On November 30, 2022, OpenAI released ChatGPT, a chatbot that
captivated the world with its uncanny ability to hold humanlike
conversations. Not even a year later, on November 17, 2023, Sam Altman,
the CEO of OpenAI, was summarily fired on a video call by the company’s
board. The firing made headlines around the globe: OpenAI is the leader
in the race to build AGI―artificial general intelligence, or AI that
can think like a human being―and Altman is the most prominent figure in
the field. Yet it was mere days before Altman was back running the
company he had co-founded, with most of the directors who voted to fire
him themselves removed from the board.
The episode was a demonstration of how quickly the industry is moving,
and of Altman’s power to bend reality to his will. In The Optimist, the
Wall Street Journal reporter Keach Hagey presents the most detailed
account yet of Altman’s rise, from his precocious childhood in St.

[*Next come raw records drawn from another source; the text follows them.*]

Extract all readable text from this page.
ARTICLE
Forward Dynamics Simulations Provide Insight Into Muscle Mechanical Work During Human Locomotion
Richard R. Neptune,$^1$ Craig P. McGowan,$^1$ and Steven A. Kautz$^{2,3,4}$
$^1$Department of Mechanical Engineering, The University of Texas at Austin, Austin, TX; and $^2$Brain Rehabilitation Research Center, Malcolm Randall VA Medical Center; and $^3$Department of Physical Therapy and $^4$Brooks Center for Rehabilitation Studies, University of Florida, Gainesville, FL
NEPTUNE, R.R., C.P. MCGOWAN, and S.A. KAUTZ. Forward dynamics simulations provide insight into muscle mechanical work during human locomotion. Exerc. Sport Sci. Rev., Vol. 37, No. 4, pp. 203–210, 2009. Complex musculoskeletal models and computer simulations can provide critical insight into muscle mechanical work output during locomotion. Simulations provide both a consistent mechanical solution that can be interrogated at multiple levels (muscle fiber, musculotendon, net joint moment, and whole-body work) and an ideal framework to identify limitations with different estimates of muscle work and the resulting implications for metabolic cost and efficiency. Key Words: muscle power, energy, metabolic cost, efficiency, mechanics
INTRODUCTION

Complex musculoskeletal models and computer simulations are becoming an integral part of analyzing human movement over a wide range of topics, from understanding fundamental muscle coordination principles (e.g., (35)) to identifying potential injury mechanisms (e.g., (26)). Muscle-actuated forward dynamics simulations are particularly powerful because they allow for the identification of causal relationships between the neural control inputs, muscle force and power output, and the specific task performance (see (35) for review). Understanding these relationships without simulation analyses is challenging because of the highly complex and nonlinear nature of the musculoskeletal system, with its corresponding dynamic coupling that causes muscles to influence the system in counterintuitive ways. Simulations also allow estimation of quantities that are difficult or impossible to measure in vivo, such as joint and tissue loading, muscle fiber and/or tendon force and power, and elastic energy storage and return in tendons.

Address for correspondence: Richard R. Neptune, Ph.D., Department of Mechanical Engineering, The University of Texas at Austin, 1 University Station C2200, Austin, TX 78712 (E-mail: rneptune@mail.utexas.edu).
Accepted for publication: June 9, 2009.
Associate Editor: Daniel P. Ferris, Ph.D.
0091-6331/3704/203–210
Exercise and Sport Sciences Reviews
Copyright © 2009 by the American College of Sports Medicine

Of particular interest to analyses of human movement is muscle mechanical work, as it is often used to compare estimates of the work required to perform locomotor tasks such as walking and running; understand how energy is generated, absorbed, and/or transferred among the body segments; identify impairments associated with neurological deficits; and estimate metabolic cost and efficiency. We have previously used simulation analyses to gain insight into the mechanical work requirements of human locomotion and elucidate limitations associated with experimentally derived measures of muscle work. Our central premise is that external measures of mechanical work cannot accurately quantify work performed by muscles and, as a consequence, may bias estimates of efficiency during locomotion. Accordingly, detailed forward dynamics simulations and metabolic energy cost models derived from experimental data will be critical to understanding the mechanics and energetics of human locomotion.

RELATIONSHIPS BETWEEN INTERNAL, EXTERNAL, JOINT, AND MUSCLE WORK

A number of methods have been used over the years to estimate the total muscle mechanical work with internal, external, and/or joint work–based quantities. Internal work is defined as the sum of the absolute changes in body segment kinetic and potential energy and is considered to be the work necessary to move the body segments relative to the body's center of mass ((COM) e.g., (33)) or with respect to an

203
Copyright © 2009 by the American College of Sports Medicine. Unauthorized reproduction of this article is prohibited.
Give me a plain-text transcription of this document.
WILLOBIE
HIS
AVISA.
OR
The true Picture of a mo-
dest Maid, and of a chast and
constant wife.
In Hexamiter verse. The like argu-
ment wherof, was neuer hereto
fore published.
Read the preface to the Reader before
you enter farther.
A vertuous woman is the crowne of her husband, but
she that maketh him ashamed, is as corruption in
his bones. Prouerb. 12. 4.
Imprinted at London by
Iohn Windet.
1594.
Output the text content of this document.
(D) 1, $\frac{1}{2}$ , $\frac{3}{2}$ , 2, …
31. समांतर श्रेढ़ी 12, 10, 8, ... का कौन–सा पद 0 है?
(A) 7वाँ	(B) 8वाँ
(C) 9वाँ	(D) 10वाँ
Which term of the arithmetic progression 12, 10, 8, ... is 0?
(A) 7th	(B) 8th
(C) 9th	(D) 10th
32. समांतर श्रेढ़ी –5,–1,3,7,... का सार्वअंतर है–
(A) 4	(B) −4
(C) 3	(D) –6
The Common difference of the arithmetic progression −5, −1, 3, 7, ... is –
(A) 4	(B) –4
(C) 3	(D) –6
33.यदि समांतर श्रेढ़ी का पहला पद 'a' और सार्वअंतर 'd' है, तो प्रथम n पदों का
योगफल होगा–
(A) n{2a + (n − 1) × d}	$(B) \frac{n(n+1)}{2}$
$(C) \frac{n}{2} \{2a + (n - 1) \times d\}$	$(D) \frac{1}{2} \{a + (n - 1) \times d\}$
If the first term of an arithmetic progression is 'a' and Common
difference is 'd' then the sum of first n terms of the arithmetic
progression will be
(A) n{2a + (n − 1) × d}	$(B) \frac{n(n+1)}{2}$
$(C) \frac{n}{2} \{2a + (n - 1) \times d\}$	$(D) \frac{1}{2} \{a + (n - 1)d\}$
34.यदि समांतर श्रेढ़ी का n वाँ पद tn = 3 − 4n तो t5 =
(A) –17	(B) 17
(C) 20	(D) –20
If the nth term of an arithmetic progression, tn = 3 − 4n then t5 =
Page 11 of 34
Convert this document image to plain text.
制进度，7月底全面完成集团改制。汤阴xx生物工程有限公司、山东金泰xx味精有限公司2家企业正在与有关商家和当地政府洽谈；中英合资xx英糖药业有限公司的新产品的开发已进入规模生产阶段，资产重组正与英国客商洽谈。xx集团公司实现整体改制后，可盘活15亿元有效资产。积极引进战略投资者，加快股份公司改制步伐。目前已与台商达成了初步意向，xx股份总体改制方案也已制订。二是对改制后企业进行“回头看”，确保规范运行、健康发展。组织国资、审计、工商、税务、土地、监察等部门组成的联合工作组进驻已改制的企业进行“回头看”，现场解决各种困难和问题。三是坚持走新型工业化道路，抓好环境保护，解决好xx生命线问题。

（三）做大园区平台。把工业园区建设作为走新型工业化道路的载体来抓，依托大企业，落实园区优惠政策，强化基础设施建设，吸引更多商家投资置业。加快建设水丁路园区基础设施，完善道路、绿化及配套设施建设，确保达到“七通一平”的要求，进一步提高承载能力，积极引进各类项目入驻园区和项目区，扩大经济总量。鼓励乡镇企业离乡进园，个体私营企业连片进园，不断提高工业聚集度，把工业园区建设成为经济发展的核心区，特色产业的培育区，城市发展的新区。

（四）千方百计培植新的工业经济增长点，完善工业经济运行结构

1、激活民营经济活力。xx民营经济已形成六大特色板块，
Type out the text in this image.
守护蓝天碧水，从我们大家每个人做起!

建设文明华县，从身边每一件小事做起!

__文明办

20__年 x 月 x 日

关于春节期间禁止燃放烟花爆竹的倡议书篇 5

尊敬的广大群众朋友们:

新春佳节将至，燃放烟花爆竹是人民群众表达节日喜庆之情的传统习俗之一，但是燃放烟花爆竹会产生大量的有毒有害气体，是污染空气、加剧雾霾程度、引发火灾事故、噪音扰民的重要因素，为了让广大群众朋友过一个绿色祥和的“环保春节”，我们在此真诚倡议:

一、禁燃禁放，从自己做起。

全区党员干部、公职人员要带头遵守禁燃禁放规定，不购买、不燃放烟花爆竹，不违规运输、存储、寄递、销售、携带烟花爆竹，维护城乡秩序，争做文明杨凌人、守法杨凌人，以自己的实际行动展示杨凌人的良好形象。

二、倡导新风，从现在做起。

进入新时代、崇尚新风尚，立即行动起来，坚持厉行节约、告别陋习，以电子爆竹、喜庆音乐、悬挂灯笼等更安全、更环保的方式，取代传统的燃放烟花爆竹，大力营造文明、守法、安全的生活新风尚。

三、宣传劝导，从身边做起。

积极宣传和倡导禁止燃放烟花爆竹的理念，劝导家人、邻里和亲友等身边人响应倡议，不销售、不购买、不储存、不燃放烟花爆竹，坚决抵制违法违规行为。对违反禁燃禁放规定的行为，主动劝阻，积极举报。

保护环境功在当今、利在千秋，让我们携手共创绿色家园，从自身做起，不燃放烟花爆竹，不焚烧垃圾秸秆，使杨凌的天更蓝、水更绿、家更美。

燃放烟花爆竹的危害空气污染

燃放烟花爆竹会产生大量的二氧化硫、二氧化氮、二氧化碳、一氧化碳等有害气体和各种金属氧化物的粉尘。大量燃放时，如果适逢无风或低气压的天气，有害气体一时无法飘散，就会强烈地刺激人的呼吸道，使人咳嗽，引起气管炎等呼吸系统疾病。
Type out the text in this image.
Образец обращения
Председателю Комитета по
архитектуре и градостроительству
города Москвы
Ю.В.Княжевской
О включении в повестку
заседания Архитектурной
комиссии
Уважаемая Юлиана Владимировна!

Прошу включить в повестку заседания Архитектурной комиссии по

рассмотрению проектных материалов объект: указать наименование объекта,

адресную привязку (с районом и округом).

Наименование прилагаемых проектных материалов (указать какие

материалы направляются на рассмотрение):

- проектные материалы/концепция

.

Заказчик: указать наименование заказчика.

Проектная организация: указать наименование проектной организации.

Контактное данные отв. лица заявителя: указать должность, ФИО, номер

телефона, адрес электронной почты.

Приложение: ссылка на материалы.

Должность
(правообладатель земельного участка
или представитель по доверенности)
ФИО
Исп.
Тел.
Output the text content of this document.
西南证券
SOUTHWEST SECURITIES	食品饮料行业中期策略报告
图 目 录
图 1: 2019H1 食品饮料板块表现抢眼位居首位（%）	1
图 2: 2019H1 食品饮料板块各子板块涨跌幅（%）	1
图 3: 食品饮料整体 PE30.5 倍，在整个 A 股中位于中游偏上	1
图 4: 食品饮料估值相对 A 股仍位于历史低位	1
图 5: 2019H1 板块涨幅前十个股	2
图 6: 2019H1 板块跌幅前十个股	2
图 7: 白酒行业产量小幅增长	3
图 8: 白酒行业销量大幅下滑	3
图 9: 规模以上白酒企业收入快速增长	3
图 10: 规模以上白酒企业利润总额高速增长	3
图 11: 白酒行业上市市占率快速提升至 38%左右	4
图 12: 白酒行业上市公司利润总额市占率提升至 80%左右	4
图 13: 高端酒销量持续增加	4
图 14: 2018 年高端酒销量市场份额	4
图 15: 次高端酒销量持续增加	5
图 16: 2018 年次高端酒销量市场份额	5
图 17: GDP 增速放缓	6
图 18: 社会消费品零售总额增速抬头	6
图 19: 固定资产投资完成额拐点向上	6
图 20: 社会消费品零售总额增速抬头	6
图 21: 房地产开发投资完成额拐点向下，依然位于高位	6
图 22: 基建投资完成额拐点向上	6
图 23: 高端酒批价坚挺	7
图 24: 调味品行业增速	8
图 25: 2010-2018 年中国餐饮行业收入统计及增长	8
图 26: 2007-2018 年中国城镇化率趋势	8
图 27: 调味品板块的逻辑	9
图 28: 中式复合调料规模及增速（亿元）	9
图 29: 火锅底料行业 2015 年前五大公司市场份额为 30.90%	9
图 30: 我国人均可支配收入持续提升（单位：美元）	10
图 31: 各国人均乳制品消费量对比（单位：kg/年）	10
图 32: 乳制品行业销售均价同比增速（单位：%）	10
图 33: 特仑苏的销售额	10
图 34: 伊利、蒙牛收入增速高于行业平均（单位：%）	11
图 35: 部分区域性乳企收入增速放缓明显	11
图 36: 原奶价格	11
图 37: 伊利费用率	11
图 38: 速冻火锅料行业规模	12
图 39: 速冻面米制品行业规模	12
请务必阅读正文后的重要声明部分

Louis to his first, failed startup experience; his time as legendary
entrepreneur Paul Graham’s protégé and successor as head of Y
Combinator, the start-up accelerator where Altman became the premier
power broker in Silicon Valley; the founding of OpenAI and his
recruitment of a small yet superior team; and his struggle to keep his
company at the cutting edge while fending off determined rivals,
including Elon Musk, a former friend and now Altman’s bitter opponent.
Hagey conducted more than 250 interviews, with Altman’s family,
friends, teachers, mentors, co-founders, colleagues, investors, and
portfolio companies, in addition to spending hours with Altman himself.
The person who emerges in her portrait is a brilliant dealmaker with a
love of risk, who believes in technological progress with an almost
religious conviction―yet who sometimes moves too fast for the people
around him. With both the promise and peril of AI increasing by the
day, Hagey delivers a nuanced, balanced, revelatory account of the
individual who is leading us into what he himself has called “the
intelligence age.”
Altman is a figure out of Isaac Asimov or Neal Stephenson. Or he is the
author himself: if it feels as though we have all collectively stepped
into a science fiction short story, it is Altman who is writing it.